Mr Pietrangeli said the results put Arla in a strong position to deliver on its Good Growth 2020 strategy.


“Making innovative and inherently natural dairy products, produced responsibly and sustainably, enables us to continue to deliver in an ever-increasing consumer-driven grocery market,” he added.

Arla UK’s growth was burgeoned by the strong performance of its branded products, with Lurpak, Anchor and the Arla brand growing by 9%, 16% and 18% respectively.

Revenues were further helped by new products launched in the last three years, which accounted for 10% of branded net revenues.
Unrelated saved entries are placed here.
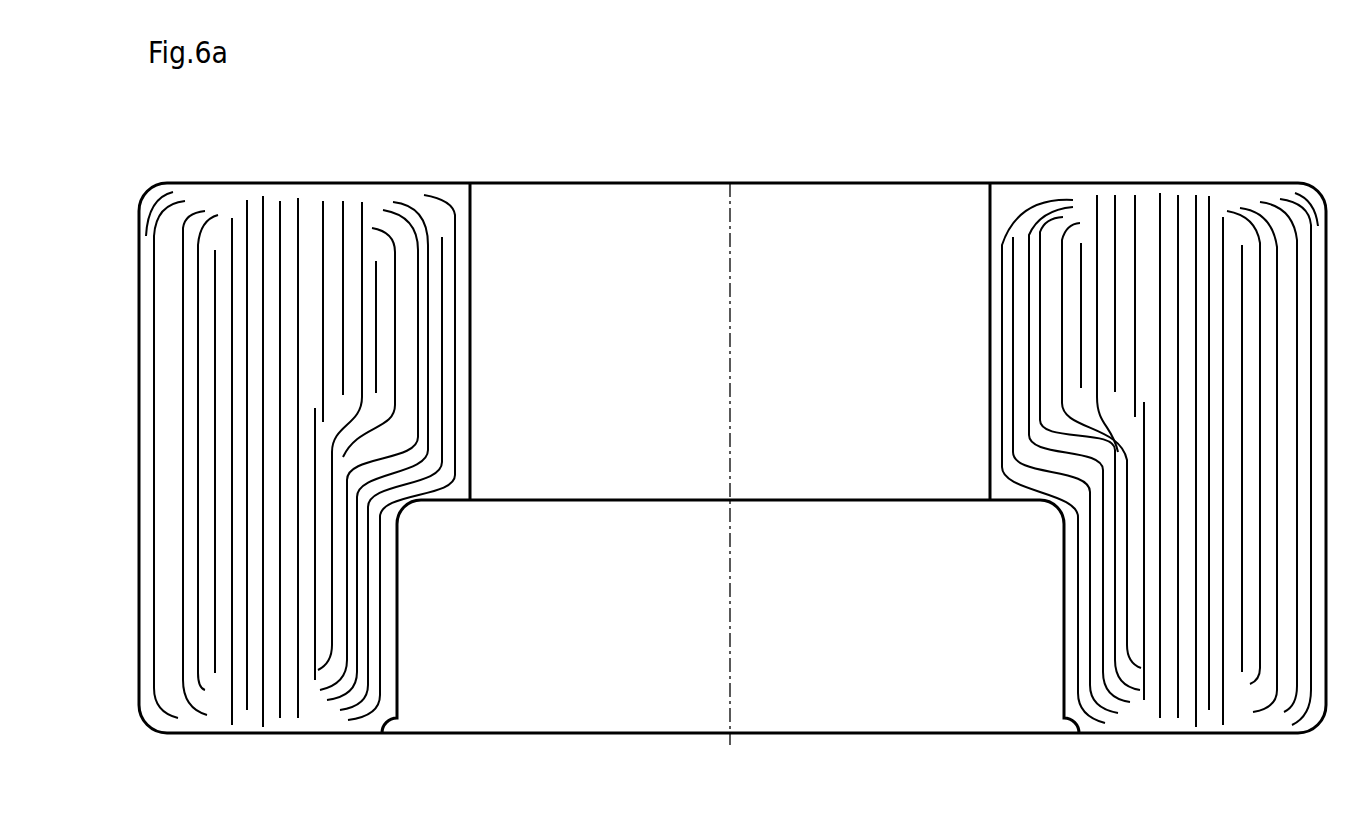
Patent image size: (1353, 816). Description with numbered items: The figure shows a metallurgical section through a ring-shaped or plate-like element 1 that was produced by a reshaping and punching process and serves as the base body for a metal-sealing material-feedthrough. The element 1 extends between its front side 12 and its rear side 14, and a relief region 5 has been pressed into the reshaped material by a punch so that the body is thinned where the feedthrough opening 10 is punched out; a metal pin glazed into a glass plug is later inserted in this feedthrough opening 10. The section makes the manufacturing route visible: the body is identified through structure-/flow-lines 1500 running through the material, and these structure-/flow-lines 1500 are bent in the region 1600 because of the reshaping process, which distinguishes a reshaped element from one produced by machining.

The ring-shaped or plate-like element 1 is at (802, 158).
The relief region 5 is at (588, 697).
The feedthrough opening 10 is at (595, 213).
The front side 12 is at (262, 181).
The rear side 14 is at (251, 733).
The structure-/flow-lines 1500 is at (1000, 360).
The region 1600 is at (1036, 194).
“We welcome this positive news from Arla, which signals the strength of farmer-owned co-operative models and their ability to be able to drive growth while faced with a volatile global market, a weak currency and uncertainty surrounding Brexit negotiations,” said NFU National Dairy Board chairman and Arla supplier, Michael Oakes.

“As the UK’s biggest milk buyer, it is reassuring to the industry as a whole that Arla is committed to remaining in the UK market and investing to create future growth.”

Mr Oakes added: “Increased revenue should also help mitigate Arla farmers from the more severe effects of volatile milk prices and prevent a return to 2016 lows.”